Heritage Minister James Moore said Tuesday that Canada owes its existence as an independent, bilingual country to the defense of its territory against U.S. invasions 200 years ago.
Plans call for a permanent 1812 monument in Ottawa and up to 100 events, festivals and re-enactments, as well as commemorative stamps and coins.
In 1812, British troops and residents of what is now Canada prevented several U.S. attempts to overrun the then-British territory. The Battle of Queenston Heights, the war's first major battle and a decisive British victory, was fought across the Niagara River from New York.
"We were invaded, we repelled the invasion and we endured," Moore said in a telephone interview.
Moore said there are those who could in a "very cheap and immature way" gloat about a failed American invasion, but he said the commemoration is meant to raise Canadian awareness of a defining and neglected moment. He said Prime Minister Stephen Harper has been personally involved.
"Mature Canadians, I'm sure recognize, that grotesquely taking shots at the United States is not in Canada's interest and this is not what this project is about," Moore said.
Harper aims to foster a conservative national identity that celebrates its historical roots.

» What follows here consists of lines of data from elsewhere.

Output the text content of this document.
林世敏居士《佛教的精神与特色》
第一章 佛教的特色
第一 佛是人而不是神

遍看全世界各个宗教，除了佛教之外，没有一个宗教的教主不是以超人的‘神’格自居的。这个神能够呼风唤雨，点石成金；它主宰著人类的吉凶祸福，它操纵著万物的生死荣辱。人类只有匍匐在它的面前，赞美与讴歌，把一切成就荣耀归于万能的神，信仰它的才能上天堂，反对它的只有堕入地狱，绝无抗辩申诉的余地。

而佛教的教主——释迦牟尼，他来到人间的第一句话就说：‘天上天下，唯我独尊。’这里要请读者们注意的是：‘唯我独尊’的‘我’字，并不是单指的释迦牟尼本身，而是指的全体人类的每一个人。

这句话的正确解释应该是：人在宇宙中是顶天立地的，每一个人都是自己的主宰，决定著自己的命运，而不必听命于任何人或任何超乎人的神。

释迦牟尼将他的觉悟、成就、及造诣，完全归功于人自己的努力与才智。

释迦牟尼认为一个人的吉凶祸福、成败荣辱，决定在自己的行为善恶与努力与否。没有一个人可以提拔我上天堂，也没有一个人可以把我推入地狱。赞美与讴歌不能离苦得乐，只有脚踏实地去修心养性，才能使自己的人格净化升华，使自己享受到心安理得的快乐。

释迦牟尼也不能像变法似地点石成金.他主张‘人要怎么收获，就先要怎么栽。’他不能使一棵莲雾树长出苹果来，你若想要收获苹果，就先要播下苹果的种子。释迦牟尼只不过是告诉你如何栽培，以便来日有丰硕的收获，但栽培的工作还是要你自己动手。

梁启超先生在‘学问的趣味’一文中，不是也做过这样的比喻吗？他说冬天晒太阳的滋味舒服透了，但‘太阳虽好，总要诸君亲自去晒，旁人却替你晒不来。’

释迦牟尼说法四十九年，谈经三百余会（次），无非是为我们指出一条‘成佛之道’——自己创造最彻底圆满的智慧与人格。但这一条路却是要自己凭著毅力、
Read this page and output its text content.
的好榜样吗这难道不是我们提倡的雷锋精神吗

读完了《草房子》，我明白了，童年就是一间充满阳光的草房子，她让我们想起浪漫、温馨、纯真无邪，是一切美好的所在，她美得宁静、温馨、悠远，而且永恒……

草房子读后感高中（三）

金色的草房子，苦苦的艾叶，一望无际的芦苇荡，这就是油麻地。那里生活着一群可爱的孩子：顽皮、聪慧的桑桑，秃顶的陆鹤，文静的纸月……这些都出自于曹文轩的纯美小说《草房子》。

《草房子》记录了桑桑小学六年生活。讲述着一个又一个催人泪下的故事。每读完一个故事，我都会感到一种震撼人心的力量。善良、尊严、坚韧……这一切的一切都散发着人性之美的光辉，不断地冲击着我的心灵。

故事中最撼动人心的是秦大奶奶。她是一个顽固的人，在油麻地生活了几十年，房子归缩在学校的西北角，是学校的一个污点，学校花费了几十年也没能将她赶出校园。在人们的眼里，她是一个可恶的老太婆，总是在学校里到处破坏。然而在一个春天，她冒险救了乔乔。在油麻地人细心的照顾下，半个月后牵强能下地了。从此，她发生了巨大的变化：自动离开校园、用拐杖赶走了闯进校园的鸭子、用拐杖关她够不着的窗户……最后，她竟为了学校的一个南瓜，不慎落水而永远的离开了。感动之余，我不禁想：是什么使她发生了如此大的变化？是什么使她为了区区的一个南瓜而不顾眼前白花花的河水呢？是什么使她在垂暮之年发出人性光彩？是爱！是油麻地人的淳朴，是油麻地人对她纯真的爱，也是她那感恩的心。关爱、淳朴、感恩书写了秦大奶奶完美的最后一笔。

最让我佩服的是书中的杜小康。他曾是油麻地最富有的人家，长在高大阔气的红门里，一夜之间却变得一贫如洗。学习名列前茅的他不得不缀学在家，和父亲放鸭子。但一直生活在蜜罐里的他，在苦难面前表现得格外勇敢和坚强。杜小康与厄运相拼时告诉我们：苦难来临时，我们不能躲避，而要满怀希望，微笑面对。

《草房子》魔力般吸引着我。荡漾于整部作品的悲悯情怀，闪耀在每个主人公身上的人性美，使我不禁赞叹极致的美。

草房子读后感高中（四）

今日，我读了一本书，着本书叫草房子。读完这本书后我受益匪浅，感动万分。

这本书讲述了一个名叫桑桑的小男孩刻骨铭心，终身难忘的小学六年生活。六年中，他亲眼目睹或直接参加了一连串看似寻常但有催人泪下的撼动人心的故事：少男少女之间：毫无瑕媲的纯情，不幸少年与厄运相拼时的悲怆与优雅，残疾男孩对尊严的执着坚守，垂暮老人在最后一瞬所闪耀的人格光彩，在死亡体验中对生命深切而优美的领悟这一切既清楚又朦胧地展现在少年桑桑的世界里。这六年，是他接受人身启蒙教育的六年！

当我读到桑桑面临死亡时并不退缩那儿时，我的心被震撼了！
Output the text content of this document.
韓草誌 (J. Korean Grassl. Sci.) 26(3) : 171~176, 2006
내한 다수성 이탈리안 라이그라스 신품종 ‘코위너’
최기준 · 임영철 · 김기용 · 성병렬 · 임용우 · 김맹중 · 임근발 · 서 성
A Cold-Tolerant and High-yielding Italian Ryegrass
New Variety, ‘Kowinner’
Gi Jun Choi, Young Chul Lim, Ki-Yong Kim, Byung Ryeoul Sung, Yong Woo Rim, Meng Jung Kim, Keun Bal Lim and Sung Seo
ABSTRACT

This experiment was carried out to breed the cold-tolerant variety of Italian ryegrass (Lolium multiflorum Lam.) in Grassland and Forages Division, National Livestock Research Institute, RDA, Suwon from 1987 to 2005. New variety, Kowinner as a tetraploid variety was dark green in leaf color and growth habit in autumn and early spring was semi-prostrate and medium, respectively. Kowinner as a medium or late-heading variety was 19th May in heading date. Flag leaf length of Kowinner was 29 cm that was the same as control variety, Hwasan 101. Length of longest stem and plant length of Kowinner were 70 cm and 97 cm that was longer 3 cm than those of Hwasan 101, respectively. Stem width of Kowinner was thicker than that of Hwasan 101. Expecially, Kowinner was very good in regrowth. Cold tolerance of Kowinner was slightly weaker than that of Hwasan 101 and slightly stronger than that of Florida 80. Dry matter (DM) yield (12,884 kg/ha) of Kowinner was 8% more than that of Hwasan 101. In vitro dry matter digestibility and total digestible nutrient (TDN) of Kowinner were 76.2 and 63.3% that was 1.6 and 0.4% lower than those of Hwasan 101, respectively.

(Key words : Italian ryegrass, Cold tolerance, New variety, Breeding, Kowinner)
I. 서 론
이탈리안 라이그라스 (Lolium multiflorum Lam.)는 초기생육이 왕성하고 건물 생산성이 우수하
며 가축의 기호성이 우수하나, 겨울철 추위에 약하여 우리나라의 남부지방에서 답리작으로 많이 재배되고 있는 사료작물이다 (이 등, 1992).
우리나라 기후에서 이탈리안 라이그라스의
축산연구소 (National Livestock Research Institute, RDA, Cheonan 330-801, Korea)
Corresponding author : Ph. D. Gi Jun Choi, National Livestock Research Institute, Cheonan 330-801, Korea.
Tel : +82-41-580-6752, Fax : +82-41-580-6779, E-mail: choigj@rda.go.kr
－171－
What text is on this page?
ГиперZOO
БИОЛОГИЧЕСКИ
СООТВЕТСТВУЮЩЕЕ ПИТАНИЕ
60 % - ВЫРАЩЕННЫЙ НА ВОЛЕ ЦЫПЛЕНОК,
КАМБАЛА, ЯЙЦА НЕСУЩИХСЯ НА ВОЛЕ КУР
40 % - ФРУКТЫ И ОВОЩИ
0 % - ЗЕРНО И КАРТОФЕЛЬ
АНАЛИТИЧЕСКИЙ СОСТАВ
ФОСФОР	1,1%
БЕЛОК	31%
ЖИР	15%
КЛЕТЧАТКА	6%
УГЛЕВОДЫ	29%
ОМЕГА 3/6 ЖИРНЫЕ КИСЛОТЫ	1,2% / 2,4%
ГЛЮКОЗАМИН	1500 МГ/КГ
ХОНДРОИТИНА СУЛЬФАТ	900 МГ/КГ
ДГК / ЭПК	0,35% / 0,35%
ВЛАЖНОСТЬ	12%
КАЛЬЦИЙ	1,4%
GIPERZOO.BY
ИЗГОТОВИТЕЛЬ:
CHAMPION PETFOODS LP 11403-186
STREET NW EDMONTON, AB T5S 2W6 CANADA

He has focused on shifting Canada's ideological bearings from center-left to center-right by stressing such traditional Canadian symbols as the military, its past victories and the monarchy.
Plans call for spending more than $27 million on the war's commemoration, much of it on refurbishing 40 national historic sites.
On June 18, 1812, President James Madison and Congress declared war on Great Britain. For more than two years, the Americans and British battled across North America before reaching peace by singing the Treaty of Ghent in Belgium.